14-4  Thursday, Jan. 5 11:00 - 11:15  Hagfish Houdinis: Biomechanics and Behavior of Squeezing Through Small Openings FREEDMAN, C; FUDGE, DS*; University of Guelph; Chapman University fudge@chapman.edu

Hagfishes are able to squeeze through small openings to gain entry to crevices, burrows, hagfish traps, and carcasses, but little is known about how they do this, or what the limits of this ability are. In order to describe this ability, and to investigate possible mechanisms by which it is accomplished, we analyzed videos of Atlantic hagfish (Myxine glutinosa) and Pacific hagfish (Eptatretus stoutii) moving through narrow apertures in the lab. We investigated the hypothesis that the passive movement of blood within a hagfish’s flaccid subcutaneous sinus allows it to squeeze through narrower apertures than it would be able to if it were turgid.
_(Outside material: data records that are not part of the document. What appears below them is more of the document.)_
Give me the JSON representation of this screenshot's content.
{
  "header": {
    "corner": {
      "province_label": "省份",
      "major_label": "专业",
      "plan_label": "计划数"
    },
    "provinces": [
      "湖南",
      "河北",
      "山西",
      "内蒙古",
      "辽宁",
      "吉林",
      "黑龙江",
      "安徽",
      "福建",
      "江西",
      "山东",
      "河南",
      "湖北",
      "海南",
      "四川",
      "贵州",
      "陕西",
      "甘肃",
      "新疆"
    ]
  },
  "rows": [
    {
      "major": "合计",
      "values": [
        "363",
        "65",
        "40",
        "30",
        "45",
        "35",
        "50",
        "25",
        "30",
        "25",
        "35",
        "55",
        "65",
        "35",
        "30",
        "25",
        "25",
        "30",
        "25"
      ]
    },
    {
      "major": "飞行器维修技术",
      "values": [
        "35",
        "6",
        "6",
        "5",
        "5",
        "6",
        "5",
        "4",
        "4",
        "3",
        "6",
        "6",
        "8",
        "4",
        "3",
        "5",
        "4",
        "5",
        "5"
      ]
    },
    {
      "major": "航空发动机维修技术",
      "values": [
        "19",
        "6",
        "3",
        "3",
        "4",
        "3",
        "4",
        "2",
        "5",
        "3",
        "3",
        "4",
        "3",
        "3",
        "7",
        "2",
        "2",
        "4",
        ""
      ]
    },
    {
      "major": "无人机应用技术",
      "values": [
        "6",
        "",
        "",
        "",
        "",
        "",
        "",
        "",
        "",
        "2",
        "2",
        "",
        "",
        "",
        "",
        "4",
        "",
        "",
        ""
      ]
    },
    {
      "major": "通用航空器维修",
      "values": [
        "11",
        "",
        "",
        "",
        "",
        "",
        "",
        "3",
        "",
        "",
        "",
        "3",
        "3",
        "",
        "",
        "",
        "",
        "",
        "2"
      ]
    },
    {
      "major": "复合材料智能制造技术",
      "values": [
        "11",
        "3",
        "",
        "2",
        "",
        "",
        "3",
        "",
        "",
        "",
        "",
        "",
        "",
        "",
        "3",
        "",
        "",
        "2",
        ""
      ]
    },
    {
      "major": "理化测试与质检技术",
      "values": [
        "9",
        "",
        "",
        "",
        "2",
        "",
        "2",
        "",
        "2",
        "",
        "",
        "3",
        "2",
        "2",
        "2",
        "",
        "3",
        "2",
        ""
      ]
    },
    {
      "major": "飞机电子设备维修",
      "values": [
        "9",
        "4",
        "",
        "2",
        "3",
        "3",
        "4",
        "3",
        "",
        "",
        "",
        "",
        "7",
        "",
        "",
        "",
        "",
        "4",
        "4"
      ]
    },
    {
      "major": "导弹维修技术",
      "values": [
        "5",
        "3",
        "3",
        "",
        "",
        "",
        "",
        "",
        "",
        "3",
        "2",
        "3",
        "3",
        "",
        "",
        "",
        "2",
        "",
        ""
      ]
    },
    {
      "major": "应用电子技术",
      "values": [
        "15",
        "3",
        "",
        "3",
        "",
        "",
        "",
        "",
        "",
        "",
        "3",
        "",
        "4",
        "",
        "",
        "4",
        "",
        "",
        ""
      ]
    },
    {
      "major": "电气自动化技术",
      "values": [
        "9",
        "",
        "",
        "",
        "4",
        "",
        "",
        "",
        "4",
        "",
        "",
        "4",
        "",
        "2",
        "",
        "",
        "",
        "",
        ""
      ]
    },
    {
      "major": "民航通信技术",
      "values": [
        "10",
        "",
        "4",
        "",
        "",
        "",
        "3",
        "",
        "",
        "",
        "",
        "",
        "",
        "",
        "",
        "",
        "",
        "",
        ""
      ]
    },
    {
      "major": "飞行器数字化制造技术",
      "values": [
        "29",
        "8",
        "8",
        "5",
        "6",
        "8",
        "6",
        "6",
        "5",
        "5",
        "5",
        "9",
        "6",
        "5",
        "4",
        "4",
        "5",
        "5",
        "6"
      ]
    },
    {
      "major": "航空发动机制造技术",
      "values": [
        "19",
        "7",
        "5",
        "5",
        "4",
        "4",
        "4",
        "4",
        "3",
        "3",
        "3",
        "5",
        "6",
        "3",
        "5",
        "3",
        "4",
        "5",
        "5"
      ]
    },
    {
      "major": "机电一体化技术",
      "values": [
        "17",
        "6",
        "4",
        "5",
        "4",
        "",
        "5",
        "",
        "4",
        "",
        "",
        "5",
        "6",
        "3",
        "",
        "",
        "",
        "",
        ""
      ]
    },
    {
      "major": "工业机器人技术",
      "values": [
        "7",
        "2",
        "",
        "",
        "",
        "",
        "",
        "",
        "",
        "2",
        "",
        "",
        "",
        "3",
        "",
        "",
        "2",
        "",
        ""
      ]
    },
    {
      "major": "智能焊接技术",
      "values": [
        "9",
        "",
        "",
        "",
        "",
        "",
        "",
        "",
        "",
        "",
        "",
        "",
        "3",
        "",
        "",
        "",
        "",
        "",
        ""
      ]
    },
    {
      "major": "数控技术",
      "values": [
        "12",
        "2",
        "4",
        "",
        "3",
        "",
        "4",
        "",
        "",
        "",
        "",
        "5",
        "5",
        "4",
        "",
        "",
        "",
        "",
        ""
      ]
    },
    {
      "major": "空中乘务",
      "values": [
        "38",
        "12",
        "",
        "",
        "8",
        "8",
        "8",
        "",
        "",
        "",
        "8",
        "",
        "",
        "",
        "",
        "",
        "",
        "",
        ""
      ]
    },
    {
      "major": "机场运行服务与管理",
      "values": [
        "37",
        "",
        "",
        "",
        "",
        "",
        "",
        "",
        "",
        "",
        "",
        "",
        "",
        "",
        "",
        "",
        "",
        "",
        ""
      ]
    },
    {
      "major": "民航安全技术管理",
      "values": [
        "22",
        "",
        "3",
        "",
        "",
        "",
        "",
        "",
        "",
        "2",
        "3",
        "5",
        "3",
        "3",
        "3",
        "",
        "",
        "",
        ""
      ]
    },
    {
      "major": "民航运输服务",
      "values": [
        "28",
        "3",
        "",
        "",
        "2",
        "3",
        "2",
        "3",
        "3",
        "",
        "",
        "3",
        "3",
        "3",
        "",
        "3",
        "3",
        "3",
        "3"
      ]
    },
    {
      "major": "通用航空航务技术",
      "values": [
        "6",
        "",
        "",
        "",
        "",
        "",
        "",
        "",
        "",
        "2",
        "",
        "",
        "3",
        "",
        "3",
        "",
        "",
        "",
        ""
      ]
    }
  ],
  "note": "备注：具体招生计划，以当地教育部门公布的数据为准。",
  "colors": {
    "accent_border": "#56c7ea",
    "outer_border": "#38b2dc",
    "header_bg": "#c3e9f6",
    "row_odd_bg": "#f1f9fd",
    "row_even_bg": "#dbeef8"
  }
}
To test this hypothesis, we measured changes in body width as the animals moved through narrow openings, and documented the behaviors associated with this ability. We found that hagfishes are able to pass through narrow slits that are less than one third the width of their bodies. Our results are consistent with the idea that a flaccid subcutaneous sinus allows hagfish to squeeze through narrow apertures by facilitating a rapid redistribution of venous blood. In addition, we describe nine distinct behaviors associated with this ability, including a form of non-undulatory locomotion also seen in snakes and lampreys. These results have relevance for the hagfish trap fishery and they illuminate a behavior that may be a critical component of the hagfish niche, due to its likely importance in feeding and evading predators.